HARRISBURG, Pa. (AP) – Pennsylvania House Republicans revolted Saturday against the latest plan between Gov. Tom Wolf and top lawmakers to break a five-month budget stalemate, leaving two competing plans and any resolution in doubt.
House Republicans emerged from a lengthy closed-door meeting in the Capitol to say that the majority caucus would not support a multi-faceted budget plan their leadership had helped negotiate in the prior weeks.
Instead, House Republicans said, consensus had emerged around a smaller spending plan and a smaller tax increase.
“It’s much closer to what the caucus has been looking for in a budget,” said Rep. Seth Grove, R-York.
Rep. Kate Harper, R-Montgomery, said she expected a Monday floor vote on the plan. House Republican leaders remained inside the ongoing meeting during an unusual weekend session for lawmakers.
Both Wolf and Senate Majority Leader Jake Corman, R-Centre, said Saturday that they had remained committed to a deal that had revolved around a $30.7 billion spending plan with a $350 million boost for public schools, each a 6 percent increase.
It also required a $600 million-plus tax increase, although the source of the money remained the subject of debate.
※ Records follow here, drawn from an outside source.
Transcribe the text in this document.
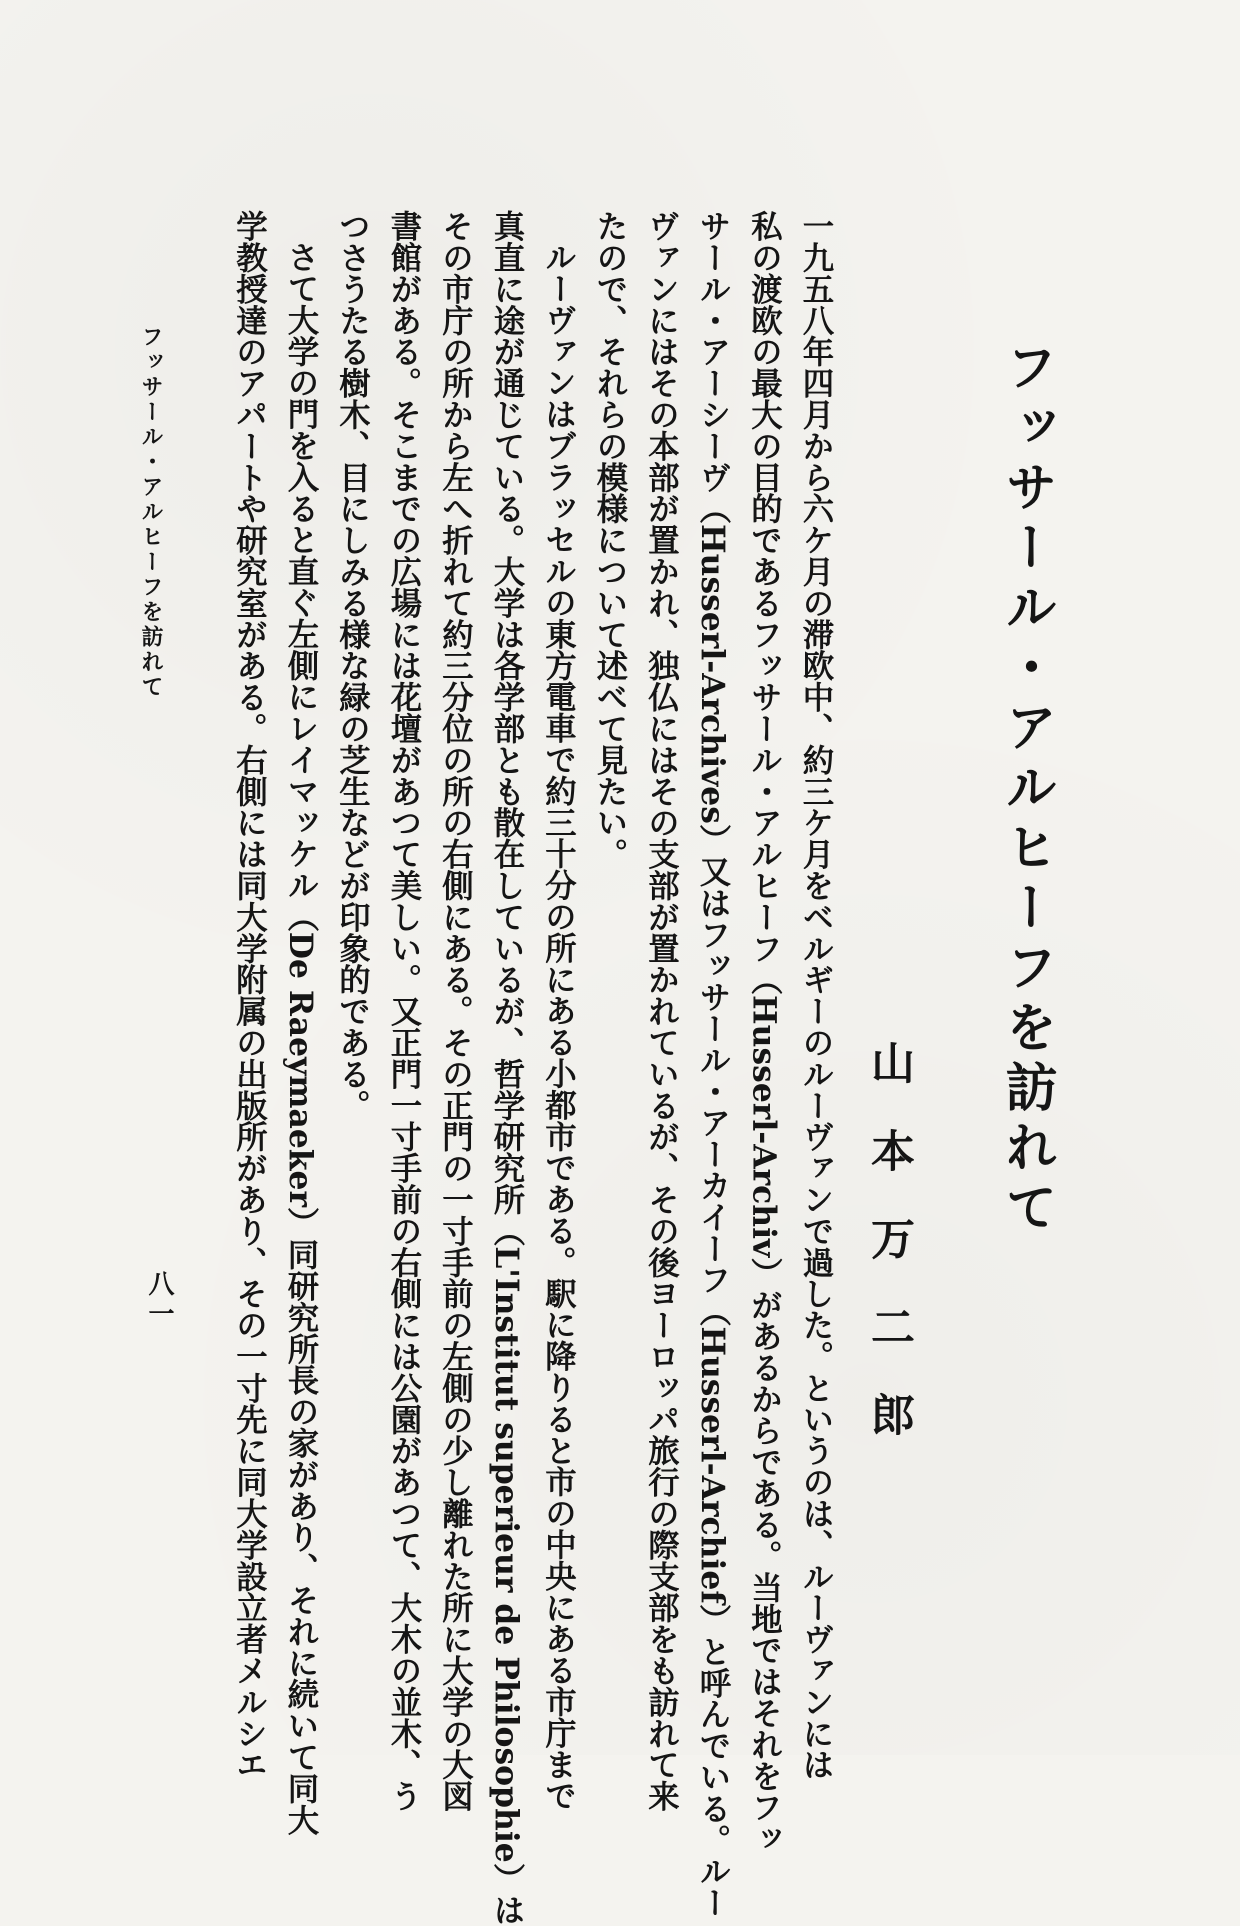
フッサール・アルヒーフを訪れて
山本万二郎
一九五八年四月から六ケ月の滞欧中、約三ケ月をベルギーのルーヴァンで過した。というのは、ルーヴァンには
私の渡欧の最大の目的であるフッサール・アルヒーフ（Husserl-Archiv）があるからである。当地ではそれをフッ
サール・アーシーヴ（Husserl-Archives）又はフッサール・アーカイーフ（Husserl-Archief）と呼んでいる。ルー
ヴァンにはその本部が置かれ、独仏にはその支部が置かれているが、その後ヨーロッパ旅行の際支部をも訪れて来
たので、それらの模様について述べて見たい。
ルーヴァンはブラッセルの東方電車で約三十分の所にある小都市である。駅に降りると市の中央にある市庁まで
真直に途が通じている。大学は各学部とも散在しているが、哲学研究所（L'Institut superieur de Philosophie）は
その市庁の所から左へ折れて約三分位の所の右側にある。その正門の一寸手前の左側の少し離れた所に大学の大図
書館がある。そこまでの広場には花壇があつて美しい。又正門一寸手前の右側には公園があつて、大木の並木、う
つさうたる樹木、目にしみる様な緑の芝生などが印象的である。
さて大学の門を入ると直ぐ左側にレイマッケル（De Raeymaeker）同研究所長の家があり、それに続いて同大
学教授達のアパートや研究室がある。右側には同大学附属の出版所があり、その一寸先に同大学設立者メルシエ
フッサール・アルヒーフを訪れて
八一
Wolf, a Democrat, has insisted on the tax increase to deliver a record boost in aid to public schools and narrow a long-term budget deficit. As a tradeoff, he had agreed to sign legislation long-sought by Senate Republicans to scale back public pension benefits and by House Republicans to allow private businesses to sell wine or liquor outside the state-controlled system.
House Republicans acknowledged that breaking the agreement meant that they would set aside pension and liquor legislation because they could not expect Wolf to sign them.
On Saturday afternoon, Wolf urged lawmakers to support the deal he had endorsed along with House and Senate Republican majority leaders.
“Nearly one month ago, Republican leaders agreed to a budget with me that includes the largest increase in education funding – at all levels – in the history of Pennsylvania,” Wolf said in a statement. “It is long past time for the Legislature to move ahead with this agreement and end this impasse.”
Corman also said the Senate was sticking to the agreement.
“We just need to keep forging forward and if we have to make tweaks here and there to get it done, we will, but the most important is getting a budget done to get schools paid, to get social services paid and get public pension reform done that takes the commonwealth out of the risk business,” Corman said.